= Verizon strike of 2000 =

American telecom workers walkout

The Verizon strike 2000 took place on August 5, 2000, in New York. Nearly 85,000 unionized Verizon workers went on strike to protest Verizon's plan to shut down their factory and move to non-union areas.

== Strike ==
On August 5, 2000, 85,000 union workers walked out on Verizon and began to strike. There were two union groups that went on strike, the Communication Workers of America and the International Brotherhood of Electrical Workers. There were different reasons why the two union groups went on strike. The first reason was due to the merger of Bell Atlantic and GTE; these two companies merged and created Verizon. The problem with the merger was that Verizon had the idea to move their shops and factories to nonunion areas, which would mean workers either losing their jobs or being forced to relocate.

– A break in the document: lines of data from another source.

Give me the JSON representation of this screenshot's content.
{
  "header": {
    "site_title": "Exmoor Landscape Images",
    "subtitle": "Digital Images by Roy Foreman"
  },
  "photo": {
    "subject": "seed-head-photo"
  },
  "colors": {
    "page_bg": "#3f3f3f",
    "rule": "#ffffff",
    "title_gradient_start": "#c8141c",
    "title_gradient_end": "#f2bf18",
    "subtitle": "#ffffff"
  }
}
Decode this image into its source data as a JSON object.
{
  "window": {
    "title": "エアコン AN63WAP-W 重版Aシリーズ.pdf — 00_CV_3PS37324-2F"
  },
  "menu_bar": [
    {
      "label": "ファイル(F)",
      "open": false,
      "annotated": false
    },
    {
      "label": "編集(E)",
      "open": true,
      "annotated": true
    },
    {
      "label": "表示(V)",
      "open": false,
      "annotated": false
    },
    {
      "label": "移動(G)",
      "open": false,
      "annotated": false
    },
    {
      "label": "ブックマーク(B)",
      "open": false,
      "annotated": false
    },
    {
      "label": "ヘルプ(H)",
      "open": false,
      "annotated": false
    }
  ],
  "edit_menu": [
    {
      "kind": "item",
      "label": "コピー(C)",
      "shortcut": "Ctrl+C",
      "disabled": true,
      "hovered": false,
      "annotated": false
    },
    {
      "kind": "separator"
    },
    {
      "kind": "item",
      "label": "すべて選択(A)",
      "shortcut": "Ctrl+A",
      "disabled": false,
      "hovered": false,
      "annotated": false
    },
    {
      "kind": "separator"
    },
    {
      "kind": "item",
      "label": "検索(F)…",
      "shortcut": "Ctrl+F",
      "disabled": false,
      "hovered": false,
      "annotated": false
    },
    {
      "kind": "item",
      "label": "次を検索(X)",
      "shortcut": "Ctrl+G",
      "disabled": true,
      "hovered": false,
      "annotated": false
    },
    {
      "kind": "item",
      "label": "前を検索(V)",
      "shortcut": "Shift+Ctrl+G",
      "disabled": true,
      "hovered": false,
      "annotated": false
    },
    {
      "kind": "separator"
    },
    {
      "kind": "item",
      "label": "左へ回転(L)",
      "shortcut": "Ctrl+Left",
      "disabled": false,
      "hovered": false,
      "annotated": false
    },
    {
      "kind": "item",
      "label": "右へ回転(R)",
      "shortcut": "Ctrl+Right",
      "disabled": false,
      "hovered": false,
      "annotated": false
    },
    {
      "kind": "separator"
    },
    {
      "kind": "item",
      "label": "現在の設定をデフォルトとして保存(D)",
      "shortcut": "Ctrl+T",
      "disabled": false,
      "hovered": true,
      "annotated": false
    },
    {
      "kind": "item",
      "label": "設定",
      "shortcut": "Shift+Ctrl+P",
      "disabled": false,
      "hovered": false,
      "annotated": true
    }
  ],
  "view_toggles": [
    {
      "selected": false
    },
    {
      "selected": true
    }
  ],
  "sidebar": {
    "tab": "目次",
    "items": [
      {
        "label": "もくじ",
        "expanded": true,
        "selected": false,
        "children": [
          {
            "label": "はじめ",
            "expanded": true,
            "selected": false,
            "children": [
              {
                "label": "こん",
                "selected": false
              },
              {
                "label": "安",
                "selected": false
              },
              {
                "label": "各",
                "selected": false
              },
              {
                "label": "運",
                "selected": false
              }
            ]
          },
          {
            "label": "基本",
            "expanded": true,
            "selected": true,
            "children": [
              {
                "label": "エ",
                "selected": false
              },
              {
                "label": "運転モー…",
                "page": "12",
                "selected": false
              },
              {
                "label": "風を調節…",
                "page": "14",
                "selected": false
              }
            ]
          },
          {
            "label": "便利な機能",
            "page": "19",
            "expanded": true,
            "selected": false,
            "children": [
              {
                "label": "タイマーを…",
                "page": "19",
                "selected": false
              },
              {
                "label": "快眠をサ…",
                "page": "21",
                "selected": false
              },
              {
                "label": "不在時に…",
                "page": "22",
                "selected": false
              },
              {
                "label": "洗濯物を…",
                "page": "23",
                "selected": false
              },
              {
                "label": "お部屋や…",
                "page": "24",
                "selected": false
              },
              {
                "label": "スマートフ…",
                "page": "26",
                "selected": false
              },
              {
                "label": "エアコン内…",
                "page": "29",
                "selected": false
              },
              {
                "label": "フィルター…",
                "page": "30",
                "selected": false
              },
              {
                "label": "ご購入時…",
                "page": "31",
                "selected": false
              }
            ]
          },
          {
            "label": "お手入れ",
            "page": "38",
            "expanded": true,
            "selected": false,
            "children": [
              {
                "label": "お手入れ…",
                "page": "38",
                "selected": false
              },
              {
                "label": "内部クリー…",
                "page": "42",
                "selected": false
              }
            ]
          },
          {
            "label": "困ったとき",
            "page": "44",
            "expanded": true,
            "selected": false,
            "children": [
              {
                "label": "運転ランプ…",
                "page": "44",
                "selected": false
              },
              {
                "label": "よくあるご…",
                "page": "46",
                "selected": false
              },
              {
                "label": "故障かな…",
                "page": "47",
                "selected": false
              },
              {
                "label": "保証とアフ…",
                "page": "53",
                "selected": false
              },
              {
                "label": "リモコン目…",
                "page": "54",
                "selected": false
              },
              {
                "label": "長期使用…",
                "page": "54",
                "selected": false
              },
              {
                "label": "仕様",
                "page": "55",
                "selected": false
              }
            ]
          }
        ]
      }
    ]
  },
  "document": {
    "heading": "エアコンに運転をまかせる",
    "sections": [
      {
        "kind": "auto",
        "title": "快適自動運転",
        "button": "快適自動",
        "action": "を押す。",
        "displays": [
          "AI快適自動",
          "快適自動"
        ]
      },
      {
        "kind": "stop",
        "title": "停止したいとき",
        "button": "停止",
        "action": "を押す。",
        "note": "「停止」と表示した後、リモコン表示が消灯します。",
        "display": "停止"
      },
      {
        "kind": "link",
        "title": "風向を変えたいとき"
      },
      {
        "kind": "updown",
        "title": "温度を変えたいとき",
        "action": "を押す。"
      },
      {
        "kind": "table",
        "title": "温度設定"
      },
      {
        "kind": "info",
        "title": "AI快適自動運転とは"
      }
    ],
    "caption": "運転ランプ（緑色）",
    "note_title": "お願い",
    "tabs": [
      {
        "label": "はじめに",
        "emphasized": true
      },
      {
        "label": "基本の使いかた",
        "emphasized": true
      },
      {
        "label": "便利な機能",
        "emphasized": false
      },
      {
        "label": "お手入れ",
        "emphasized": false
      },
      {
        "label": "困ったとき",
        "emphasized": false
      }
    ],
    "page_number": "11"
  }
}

Extra hours added to mandatory overtime was another reason. On top of the already unbearable work and stress, workers were forced to work more hours during their already mandatory overtime. One worker described the workload as "a level of stress that can only be described by someone who handles more than 1,000 service calls in an eight-hour shift and is trying to cold-sell the callers $60,000 worth of extras—like three-way calling and Caller ID—each month."

== Impact ==
Although the strikes had little effects on Verizon, the strike did have a negative effect on competitors. The Verizon strike hurt competitive local exchange carriers (CLECs) that relied on Verizon to help with the connection of their new customers to the network. CLECs are valuable in the market for every new customer they bring in, so without help from union workers on strike, CLECs suffered.

Three days into the strike Verizon managers claimed to have counted 455 acts of vandalism, which they attributed to union members. Managers blamed unionists for throwing rocks, eggs, and bottles at workers and managers who crossed picket lines, as well as disrupting service by cutting cables and wires.

== Outcome ==
After 18 days of striking, the Verizon strike came to an end with the agreement that Verizon would cut some requirements from the workers' mandatory overtime. The new rules were workers are to work at least 7.5 hours of overtime a week, and the most overtime they can work is 10 hours. Also, workers who are bilingual and have to do jobs that require being fluent in another language are to be paid a little bit more than the average worker.